IQ, Seasonality, Heredity and Environment

Flowers for Algernon

Any one who has common sense will remember that the bewilderments of the eyes are of two kinds, and arise from two causes, either from coming out of the light or from going into the light, which is true of the mind’s eye, quite as much as of the bodily eye; and he who remembers this when he sees any one whose vision is perplexed and weak, will not be too ready to laugh; he will first ask whether that soul of man has come out of the brighter life, and is unable to see because unaccustomed to the dark, or having turned from darkness to the day is dazzled by excess of light. And he will count the one happy in his condition and state of being, and he will pity the other; or, if he have a mind to laugh at the soul which comes from below into the light, there will be more reason in this than in the laugh which greets him who returns from above out of the light into the den.

-Plato, The Republic

The light of intelligence and accomplishment draws and mesmerizes like a moth to a candle flame.
But lest we forget, at the very edge of our light’s bounds, lies the unseen world of our original begotten darkness.

When we do return “from above out of the light” back into the dark dens, the truest accomplishment may be that silvery laughter at our own foolish souls…and in offering a flower to our own algernons.

4 thoughts on “Beyond intelligence: from darkness to light and to laugh at the soul

  1. Maybe we are all like Scarecrow, only two days old and already fretting over an apparent lack of smarts and with a rather misplaced yearning for a brain of “bran, pins and needles”; when we already possess within us real intelligence and wisdom.

    There may be a case to be more like Tin Man, whose hollow metallic bosom hides a most tender ‘heart’; who is always aware of his cold hard edges and taking care to ease his way and be gentle in engaging the world.

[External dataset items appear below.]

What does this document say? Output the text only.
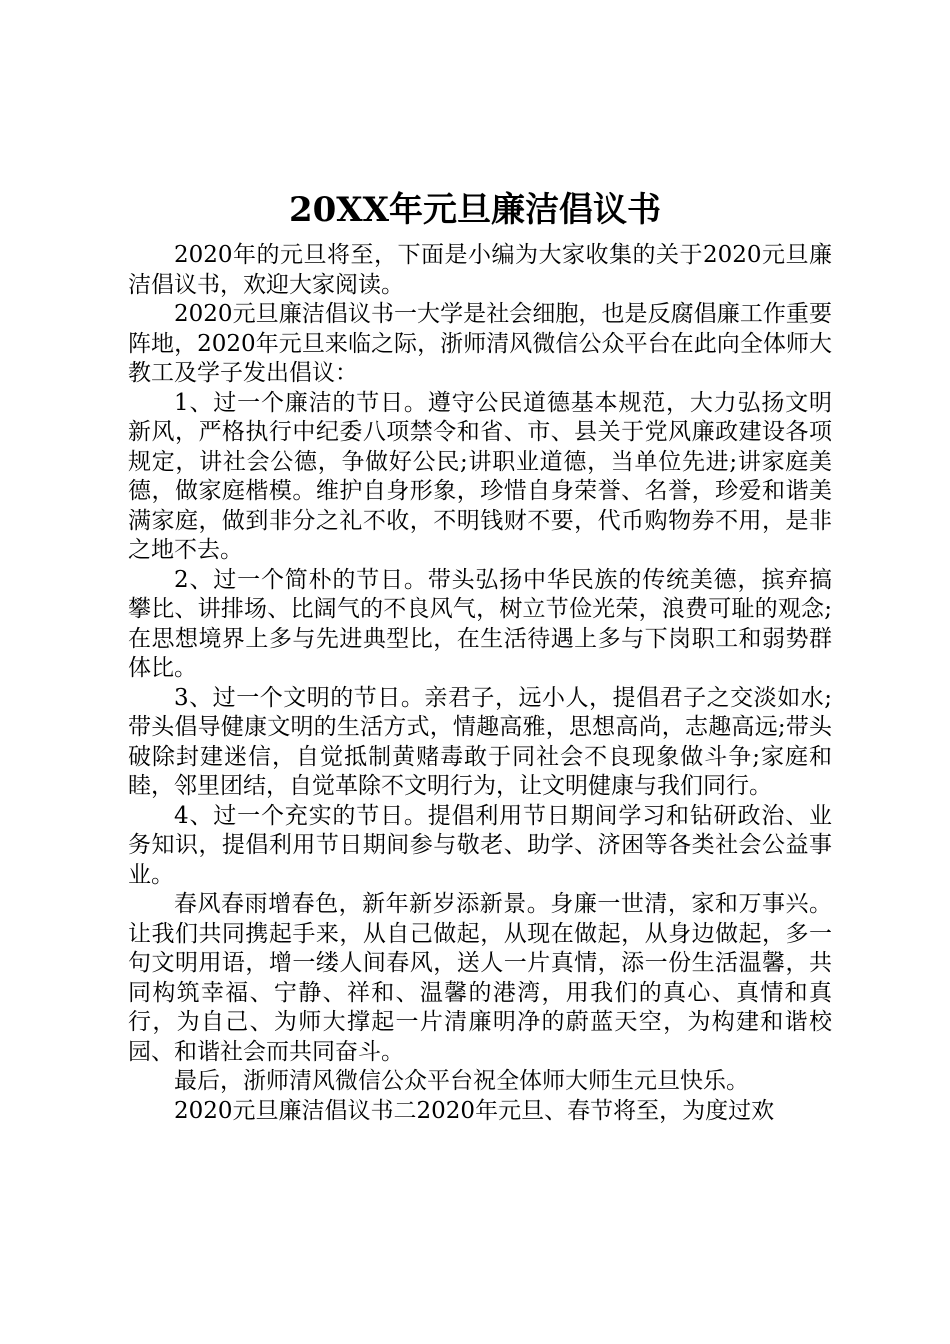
20XX年元旦廉洁倡议书

2020年的元旦将至，下面是小编为大家收集的关于2020元旦廉洁倡议书，欢迎大家阅读。

2020元旦廉洁倡议书一大学是社会细胞，也是反腐倡廉工作重要阵地，2020年元旦来临之际，浙师清风微信公众平台在此向全体师大教工及学子发出倡议：

1、过一个廉洁的节日。遵守公民道德基本规范，大力弘扬文明新风，严格执行中纪委八项禁令和省、市、县关于党风廉政建设各项规定，讲社会公德，争做好公民;讲职业道德，当单位先进;讲家庭美德，做家庭楷模。维护自身形象，珍惜自身荣誉、名誉，珍爱和谐美满家庭，做到非分之礼不收，不明钱财不要，代币购物券不用，是非之地不去。

2、过一个简朴的节日。带头弘扬中华民族的传统美德，摈弃搞攀比、讲排场、比阔气的不良风气，树立节俭光荣，浪费可耻的观念;在思想境界上多与先进典型比，在生活待遇上多与下岗职工和弱势群体比。

3、过一个文明的节日。亲君子，远小人，提倡君子之交淡如水;带头倡导健康文明的生活方式，情趣高雅，思想高尚，志趣高远;带头破除封建迷信，自觉抵制黄赌毒敢于同社会不良现象做斗争;家庭和睦，邻里团结，自觉革除不文明行为，让文明健康与我们同行。

4、过一个充实的节日。提倡利用节日期间学习和钻研政治、业务知识，提倡利用节日期间参与敬老、助学、济困等各类社会公益事业。

春风春雨增春色，新年新岁添新景。身廉一世清，家和万事兴。让我们共同携起手来，从自己做起，从现在做起，从身边做起，多一句文明用语，增一缕人间春风，送人一片真情，添一份生活温馨，共同构筑幸福、宁静、祥和、温馨的港湾，用我们的真心、真情和真行，为自己、为师大撑起一片清廉明净的蔚蓝天空，为构建和谐校园、和谐社会而共同奋斗。

最后，浙师清风微信公众平台祝全体师大师生元旦快乐。

2020元旦廉洁倡议书二2020年元旦、春节将至，为度过欢
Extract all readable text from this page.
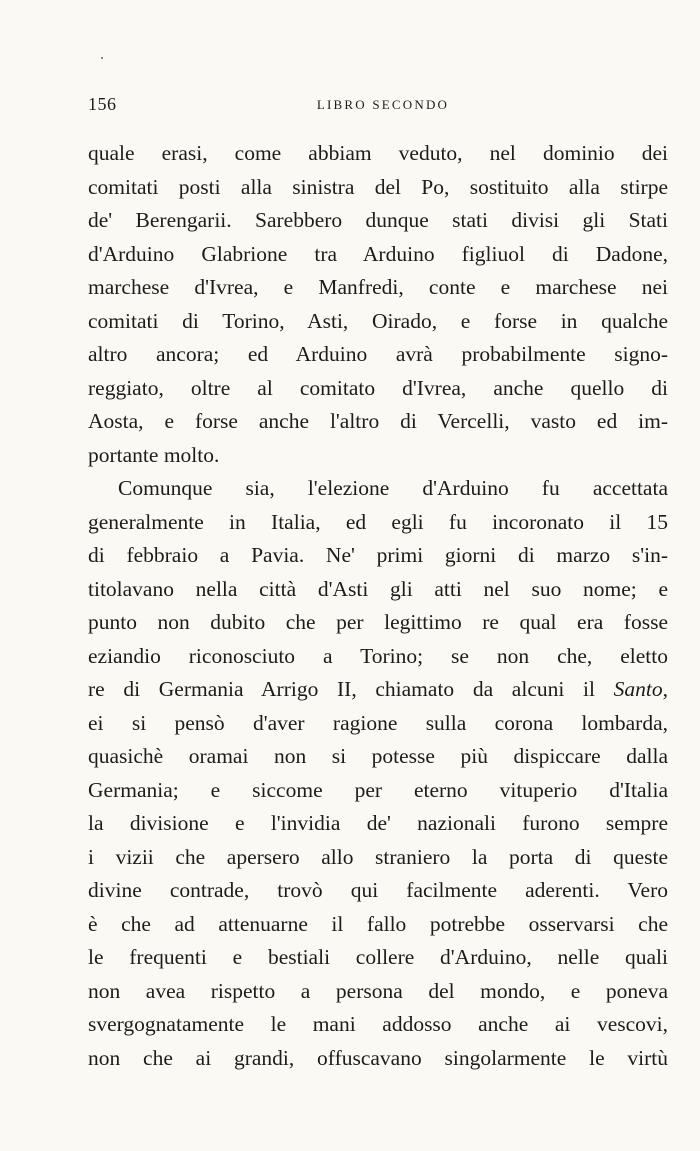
156	LIBRO SECONDO
quale erasi, come abbiam veduto, nel dominio dei
comitati posti alla sinistra del Po, sostituito alla stirpe
de' Berengarii. Sarebbero dunque stati divisi gli Stati
d'Arduino Glabrione tra Arduino figliuol di Dadone,
marchese d'Ivrea, e Manfredi, conte e marchese nei
comitati di Torino, Asti, Oirado, e forse in qualche
altro ancora; ed Arduino avrà probabilmente signo-
reggiato, oltre al comitato d'Ivrea, anche quello di
Aosta, e forse anche l'altro di Vercelli, vasto ed im-
portante molto.
Comunque sia, l'elezione d'Arduino fu accettata
generalmente in Italia, ed egli fu incoronato il 15
di febbraio a Pavia. Ne' primi giorni di marzo s'in-
titolavano nella città d'Asti gli atti nel suo nome; e
punto non dubito che per legittimo re qual era fosse
eziandio riconosciuto a Torino; se non che, eletto
re di Germania Arrigo II, chiamato da alcuni il Santo,
ei si pensò d'aver ragione sulla corona lombarda,
quasichè oramai non si potesse più dispiccare dalla
Germania; e siccome per eterno vituperio d'Italia
la divisione e l'invidia de' nazionali furono sempre
i vizii che apersero allo straniero la porta di queste
divine contrade, trovò qui facilmente aderenti. Vero
è che ad attenuarne il fallo potrebbe osservarsi che
le frequenti e bestiali collere d'Arduino, nelle quali
non avea rispetto a persona del mondo, e poneva
svergognatamente le mani addosso anche ai vescovi,
non che ai grandi, offuscavano singolarmente le virtù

  2. “I don’t know enough,” replied the Scarecrow cheerfully

    ———————————————-

    “I don’t know enough,” replied the Scarecrow cheerfully. “My head is stuffed with straw, you know, and that is why I am going to Oz to ask him for some brains.”

    “Oh, I see,” said the Tin Woodman. “But, after all, brains are not the best things in the world.”

    “Have you any?” inquired the Scarecrow.

    “No, my head is quite empty,” answered the Woodman. “But once I had brains, and a heart also; so, having tried them both, I should much rather have a heart.”

    “All the same,” said the Scarecrow, “I shall ask for brains instead of a heart; for a fool would not know what to do with a heart if he had one.”

    “I shall take the heart,” returned the Tin Woodman; “for brains do not make one happy, and happiness is the best thing in the world.”